The first grew and grew, pushing itself straight up, till at last it felt that it was in the open air, for it could breathe. And what a delicious breath that was! It was rather cold, but so refreshing. The flower could see nothing, for it was not quite a flower yet, only a plant; and they never see till their eyes come, that is, till they open their blossoms,—then they are flowers quite. So it grew and grew, and kept its head up very steadily, meaning to see the sky the first thing, and leave the earth quite behind as well as beneath it. But somehow or other, though why it could not tell, it felt very much inclined to cry. At length it opened its eye. It was morning, and the sky was over its head but, alas! itself was no rose,—only a tiny white flower. It felt more inclined to hang down its head and to cry but it still resisted, and tried hard to open its eye wide, and to hold its head upright, and to look full at the sky.

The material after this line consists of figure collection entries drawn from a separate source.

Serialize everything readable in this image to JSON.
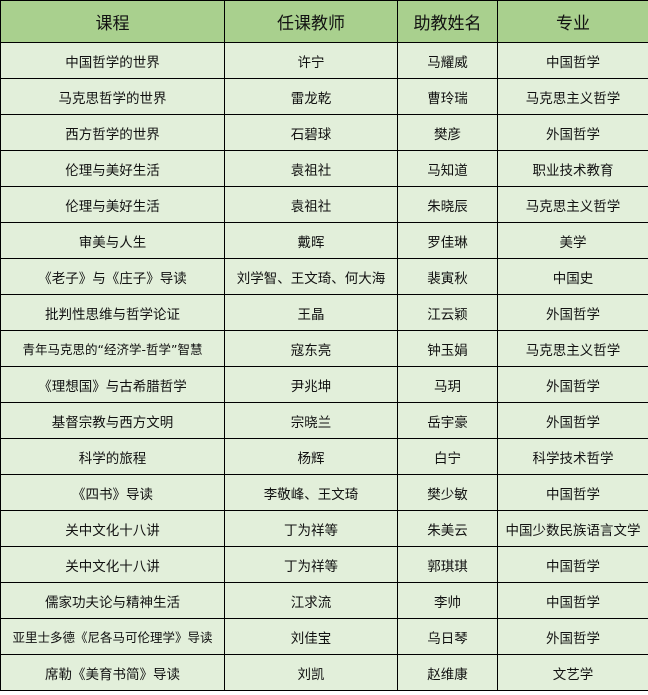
{
  "colors": {
    "header_bg": "#A9D08E",
    "row_bg": "#E2EFDA",
    "border": "#000000"
  },
  "table": {
    "headers": [
      "课程",
      "任课教师",
      "助教姓名",
      "专业"
    ],
    "rows": [
      [
        "中国哲学的世界",
        "许宁",
        "马耀威",
        "中国哲学"
      ],
      [
        "马克思哲学的世界",
        "雷龙乾",
        "曹玲瑞",
        "马克思主义哲学"
      ],
      [
        "西方哲学的世界",
        "石碧球",
        "樊彦",
        "外国哲学"
      ],
      [
        "伦理与美好生活",
        "袁祖社",
        "马知道",
        "职业技术教育"
      ],
      [
        "伦理与美好生活",
        "袁祖社",
        "朱晓辰",
        "马克思主义哲学"
      ],
      [
        "审美与人生",
        "戴晖",
        "罗佳琳",
        "美学"
      ],
      [
        "《老子》与《庄子》导读",
        "刘学智、王文琦、何大海",
        "裴寅秋",
        "中国史"
      ],
      [
        "批判性思维与哲学论证",
        "王晶",
        "江云颖",
        "外国哲学"
      ],
      [
        "青年马克思的“经济学-哲学”智慧",
        "寇东亮",
        "钟玉娟",
        "马克思主义哲学"
      ],
      [
        "《理想国》与古希腊哲学",
        "尹兆坤",
        "马玥",
        "外国哲学"
      ],
      [
        "基督宗教与西方文明",
        "宗晓兰",
        "岳宇豪",
        "外国哲学"
      ],
      [
        "科学的旅程",
        "杨辉",
        "白宁",
        "科学技术哲学"
      ],
      [
        "《四书》导读",
        "李敬峰、王文琦",
        "樊少敏",
        "中国哲学"
      ],
      [
        "关中文化十八讲",
        "丁为祥等",
        "朱美云",
        "中国少数民族语言文学"
      ],
      [
        "关中文化十八讲",
        "丁为祥等",
        "郭琪琪",
        "中国哲学"
      ],
      [
        "儒家功夫论与精神生活",
        "江求流",
        "李帅",
        "中国哲学"
      ],
      [
        "亚里士多德《尼各马可伦理学》导读",
        "刘佳宝",
        "乌日琴",
        "外国哲学"
      ],
      [
        "席勒《美育书简》导读",
        "刘凯",
        "赵维康",
        "文艺学"
      ]
    ]
  }
}
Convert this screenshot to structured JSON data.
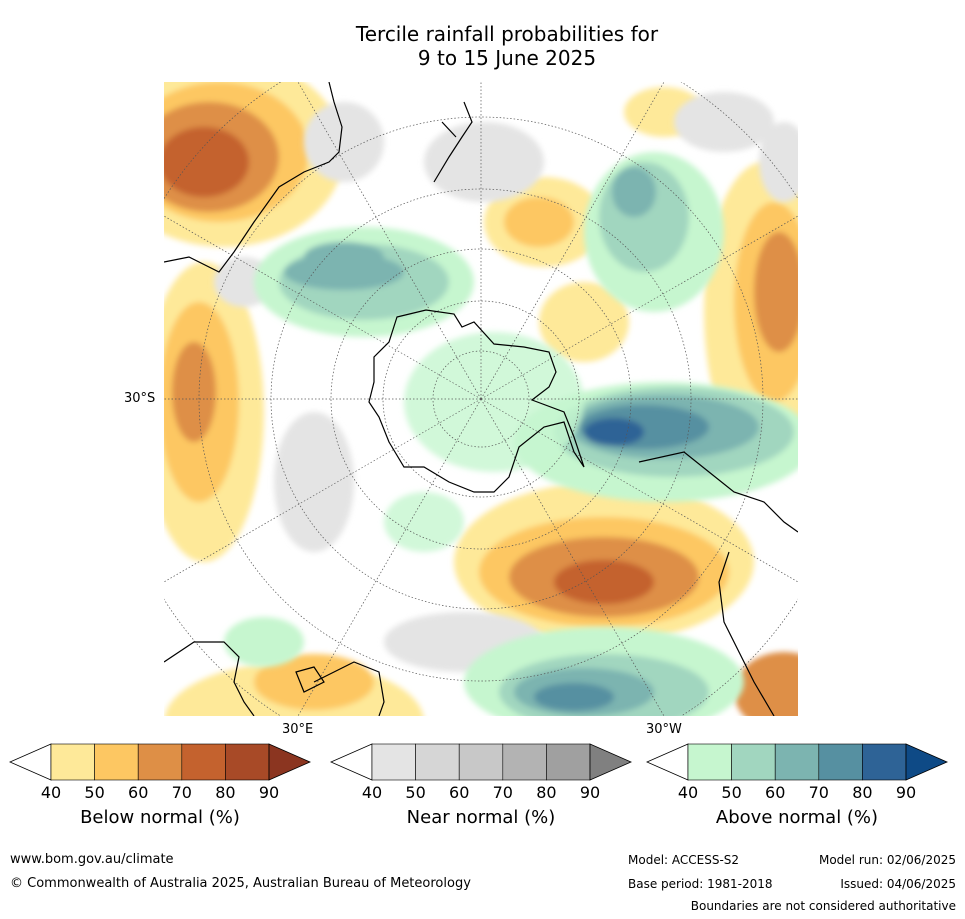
{
  "title": {
    "line1": "Tercile rainfall probabilities for",
    "line2": "9 to 15 June 2025"
  },
  "map": {
    "projection": "south polar stereographic",
    "lat_label": "30°S",
    "lon_label_east": "30°E",
    "lon_label_west": "30°W"
  },
  "colorbars": [
    {
      "label": "Below normal (%)",
      "ticks": [
        "40",
        "50",
        "60",
        "70",
        "80",
        "90"
      ],
      "colors": [
        "#ffffff",
        "#fee999",
        "#fdc762",
        "#de8f46",
        "#c4622e",
        "#a84a27",
        "#8b3520"
      ]
    },
    {
      "label": "Near normal (%)",
      "ticks": [
        "40",
        "50",
        "60",
        "70",
        "80",
        "90"
      ],
      "colors": [
        "#ffffff",
        "#e4e4e4",
        "#d6d6d6",
        "#c8c8c8",
        "#b3b3b3",
        "#a0a0a0",
        "#808080"
      ]
    },
    {
      "label": "Above normal (%)",
      "ticks": [
        "40",
        "50",
        "60",
        "70",
        "80",
        "90"
      ],
      "colors": [
        "#ffffff",
        "#c6f6cf",
        "#a1d6bf",
        "#7cb4b0",
        "#5690a1",
        "#2e6396",
        "#0e4a86"
      ]
    }
  ],
  "footer": {
    "website": "www.bom.gov.au/climate",
    "copyright": "© Commonwealth of Australia 2025, Australian Bureau of Meteorology",
    "model": "Model: ACCESS-S2",
    "model_run": "Model run: 02/06/2025",
    "base_period": "Base period: 1981-2018",
    "issued": "Issued: 04/06/2025",
    "disclaimer": "Boundaries are not considered authoritative"
  }
}
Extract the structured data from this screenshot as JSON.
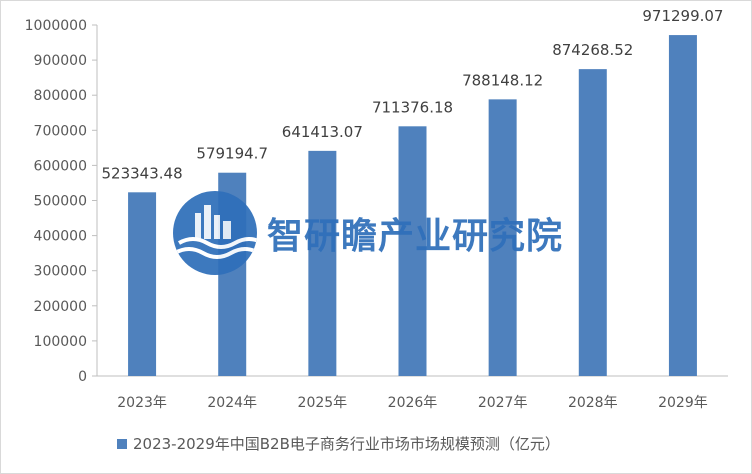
{
  "chart_data": {
    "type": "bar",
    "categories": [
      "2023年",
      "2024年",
      "2025年",
      "2026年",
      "2027年",
      "2028年",
      "2029年"
    ],
    "values": [
      523343.48,
      579194.7,
      641413.07,
      711376.18,
      788148.12,
      874268.52,
      971299.07
    ],
    "value_labels": [
      "523343.48",
      "579194.7",
      "641413.07",
      "711376.18",
      "788148.12",
      "874268.52",
      "971299.07"
    ],
    "series": [
      {
        "name": "2023-2029年中国B2B电子商务行业市场市场规模预测（亿元）",
        "values": [
          523343.48,
          579194.7,
          641413.07,
          711376.18,
          788148.12,
          874268.52,
          971299.07
        ]
      }
    ],
    "yticks": [
      "0",
      "100000",
      "200000",
      "300000",
      "400000",
      "500000",
      "600000",
      "700000",
      "800000",
      "900000",
      "1000000"
    ],
    "ylim": [
      0,
      1000000
    ],
    "grid": false,
    "legend_position": "bottom",
    "bar_color": "#4f81bd"
  },
  "legend": {
    "label": "2023-2029年中国B2B电子商务行业市场市场规模预测（亿元）"
  },
  "watermark": {
    "text": "智研瞻产业研究院"
  }
}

“I will be a star of Bethlehem, at least!” said the flower to itself.

But its head felt very heavy and a cold wind rushed over it, and bowed it down towards the earth. And the flower saw that the time of the singing of birds was not come, that the snow covered the whole land, and that there was not a single flower in sight but itself. And it half-closed its leaves. But that instant it remembered what the other flower used to say; and it said to itself, “It’s all right; I will be what I can.” And thereon it yielded to the wind, dropped its head to the earth, and looked no more on the sky, but on the snow. And straightway the wind stopped, and the cold died away, and the snow sparkled like pearls, and diamonds; and the flower knew that it was the holding of its head up that had hurt it so; for that its body came of the snow, and that its name was Snow-drop. And so it said once more, “It’s all right!” and waited in perfect peace. All the rest it needed was to hang its head after its nature.


HOW THE FLOWERS CAME[5]

Jay T. Stocking

Ever so many centuries ago the world was bare and grey as the street. The Earth King grew very tired of it, and covered the earth with a beautiful carpet of green. We call it grass. For years and years there was nothing but green, until the Earth King grew as tired of the green as he had grown of the grey. He decided that he must have more colours. So one day he took his royal retinue and journeyed to a hillside where he knew there grew the very finest grasses in all the kingdom. At a blast of the King’s bugler the grasses assembled, and the King addressed them in simple words: “My faithful grasses. It is many years since I placed you here. You have been faithful. You have kept true green. It now pleases me to announce to you that I am about to reward a certain number of you and make you to be lords and ladies of the field. To-morrow I shall come hither at this same hour. You are to assemble before me, and the fairest of your number and the most pleasing I will honour with great and lasting honour. Farewell.”